October 07, 2013

Lyme Disease, Part 3

Articles by Dr. Erdman are for informational purposes, and are not to be taken as specific medical advice.

In the third article of this series, we will look at the common presentations of Lyme disease.

Unfortunately, Lyme disease is a very difficult to diagnose using conventional tests. There is great variation in the presentation of the disease. Your particular symptoms will vary greatly depending on where you have contracted it (joints, muscles, nervous tissue, etc.) and whether or not you have coexisting infections, which most do.

Dr. Klinghardt, well known for his successful treatment of neurological illness and chronic pain with Integrative Medicine, says, “underneath that (Lyme infection), there’s often an infection with Mycoplasma. We still don’t know if it’s really transferred with the same bite or if people had it all along and become symptomatic when the immune system is suppressed by the spirochetes.”

Besides co-infection, there are also “opportunistic infections.” The major effect of the initial infection is to suppress the immune system, which in turn causes the patient to be vulnerable to all sorts of other infections. This is exactly how HIV/AIDS produced its deadly results.

The most common things people contract early on in the course of Lyme are different forms of parasites, such as protozoa, giardia, trichamonas, malaria, and a new one called FL1953. FL1953 was discovered by Stephen Frye and is a protozoan organism that is causing severe fatigue and illness in chronically ill people. He finds it is almost always present in a patient with Lyme disease. Also found in these people are all sorts of macroscopic (visible) and microscopic (invisible in stool) worms.

Lyme disease can disseminate throughout the body remarkably rapidly. Being a spirochete, the bacteria can contract like a large muscle and propel itself forward in a spring-like action. It moves easier in tissue than in blood. It travels through blood vessel walls and through connective tissue. Animal studies show that in less than one week from infection, the bacteria can be lodged deeply into tendons, muscles, the heart and the brain. Sometimes the host cell wall collapses on the bacteria, cloaking it and helping it to evade detection by tests or the immune system.

The Lyme spirochete is called pleomorphic. This means it changes form from spirochete to cell wall deficient (CWD) form. In the CWD form, the organism can lack the membrane information necessary for the immune system and antibiotics to recognize and attack it. Without this fixed, constant, outer appearance, our bodies and antibiotics have no target to lock in on, making it an almost invisible invader.

The simplest and most common presentation is the orthopedic form of Lyme. Typically the symptoms are more superficial, affecting large joints of the body. This pain is directly over or in a particular joint or joints.

When the microbes and immune reactions occur in connective tissue, (ligaments, tendons, etc.) the infection presents as a vague, dispersed nondescript pain.
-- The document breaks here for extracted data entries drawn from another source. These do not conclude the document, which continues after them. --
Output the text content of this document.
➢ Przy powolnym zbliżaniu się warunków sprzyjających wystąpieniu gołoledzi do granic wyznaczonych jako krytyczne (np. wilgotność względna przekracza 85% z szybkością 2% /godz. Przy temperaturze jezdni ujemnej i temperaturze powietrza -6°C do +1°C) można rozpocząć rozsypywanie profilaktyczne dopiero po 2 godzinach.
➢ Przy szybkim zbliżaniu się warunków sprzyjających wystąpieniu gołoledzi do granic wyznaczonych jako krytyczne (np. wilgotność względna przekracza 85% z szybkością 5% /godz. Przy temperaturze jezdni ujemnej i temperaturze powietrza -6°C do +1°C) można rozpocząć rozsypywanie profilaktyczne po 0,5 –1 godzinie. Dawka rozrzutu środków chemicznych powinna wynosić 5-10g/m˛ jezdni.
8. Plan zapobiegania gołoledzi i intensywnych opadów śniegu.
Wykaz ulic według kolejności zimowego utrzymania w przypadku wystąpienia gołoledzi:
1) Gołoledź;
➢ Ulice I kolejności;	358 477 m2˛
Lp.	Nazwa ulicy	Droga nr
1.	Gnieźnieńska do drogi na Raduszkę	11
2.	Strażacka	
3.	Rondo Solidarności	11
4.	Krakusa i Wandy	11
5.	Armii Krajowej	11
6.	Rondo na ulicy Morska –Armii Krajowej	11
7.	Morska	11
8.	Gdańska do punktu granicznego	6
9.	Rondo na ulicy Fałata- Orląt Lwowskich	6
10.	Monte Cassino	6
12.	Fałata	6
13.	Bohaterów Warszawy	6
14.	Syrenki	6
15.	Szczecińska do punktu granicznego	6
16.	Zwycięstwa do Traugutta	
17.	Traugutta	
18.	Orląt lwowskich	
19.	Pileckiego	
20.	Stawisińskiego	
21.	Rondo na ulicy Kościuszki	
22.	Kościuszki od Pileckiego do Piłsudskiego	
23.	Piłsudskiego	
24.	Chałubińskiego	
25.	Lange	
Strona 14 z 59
It often ends up being labeled as fibromyalgia by most doctors.

The third type of presentation is gastroenterological. This is where you can have stomach problems, constipation, recurring stomach ulcers and/or indigestion. These symptoms can be related directly to inflammation of the liver or pancreas caused by the spirochete, or it can be due to the parasites acquired after contracting Lyme. Aggressive parasite treatment usually can resolve these problems.

A fourth presentation is the expression of Lyme in a wide variety of neurological illness. Dr. Klinghardt states, “We see a lot of cases with MS…ALS… and everything in between: the chronic fatigued patients, the patients with vague, undistinguishable neurologic symptoms, the feeling of buzzing in the head, buzzing on the skin, and crawling under the skin.”

Insomnia is one of the key symptoms in many cases of Lyme disease, along with neurological symptoms such as headache and a wide variety of pain syndromes.

The problem is that you cannot diagnose Lyme disease on symptoms alone, because they are so varied. Testing is required, and even that is not definitive one way or the other.

In the next, and probably final, article in this series, we will look at the tests and lab recommendations used in diagnosis of Lyme, and at some of the treatment options available.